5.3 Nu de door verzoekster aangevoerde grond het wrakingsverzoek niet kan dragen en zich naar het oordeel van de rechtbank overigens geen omstandigheden hebben voorgedaan die zwaarwegende aanwijzingen opleveren voor vooringenomenheid van mr. [X] dan wel voor objectief gerechtvaardigde vrees daarvoor bij verzoekster, dient het verzoek te worden afgewezen.

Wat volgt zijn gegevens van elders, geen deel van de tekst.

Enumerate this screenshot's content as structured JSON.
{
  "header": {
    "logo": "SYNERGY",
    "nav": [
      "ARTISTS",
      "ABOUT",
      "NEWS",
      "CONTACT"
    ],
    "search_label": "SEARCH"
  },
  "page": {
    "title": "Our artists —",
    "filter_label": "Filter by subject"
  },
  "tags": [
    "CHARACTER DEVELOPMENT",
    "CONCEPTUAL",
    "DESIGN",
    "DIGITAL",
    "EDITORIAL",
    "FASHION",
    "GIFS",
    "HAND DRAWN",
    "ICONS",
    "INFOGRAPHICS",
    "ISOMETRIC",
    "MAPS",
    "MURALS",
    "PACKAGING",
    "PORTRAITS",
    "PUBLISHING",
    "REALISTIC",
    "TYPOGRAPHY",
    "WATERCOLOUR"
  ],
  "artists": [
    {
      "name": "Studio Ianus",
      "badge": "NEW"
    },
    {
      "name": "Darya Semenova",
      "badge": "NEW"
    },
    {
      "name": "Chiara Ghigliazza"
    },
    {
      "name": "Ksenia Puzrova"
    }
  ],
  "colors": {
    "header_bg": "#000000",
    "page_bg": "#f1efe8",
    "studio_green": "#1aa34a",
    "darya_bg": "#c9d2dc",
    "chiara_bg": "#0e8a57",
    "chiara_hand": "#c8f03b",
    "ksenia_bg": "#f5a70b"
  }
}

5.4 Derhalve zal als volgt worden beslist.
6. De beslissing.
De wrakingskamer:
wijst het verzoek tot wraking af;
bepaalt dat het proces in de hoofdzaak wordt voortgezet in de stand waarin het zich bevond ten tijde van het indienen van het wrakingsverzoek;
beveelt dat (een afschrift van) deze beslissing met inachtneming van het bepaalde bij artikel 39, derde lid, van het Wetboek van Burgerlijke Rechtsvordering wordt toegezonden aan:
• de verzoekster p/a haar advocaat mr. O.G. Trojan;
• de eiseres in de hoofdzaak p/a haar advocaat mr. R. Klöters;
• de rechter mr. [X];
Deze beslissing is in het openbaar uitgesproken op 27 juli 2011 door mr. E. Timmermans, voorzitter, mrs. D. Aarts en J.Th. van Walderveen, rechters, in tegenwoordigheid van mr. M. Gest als griffier.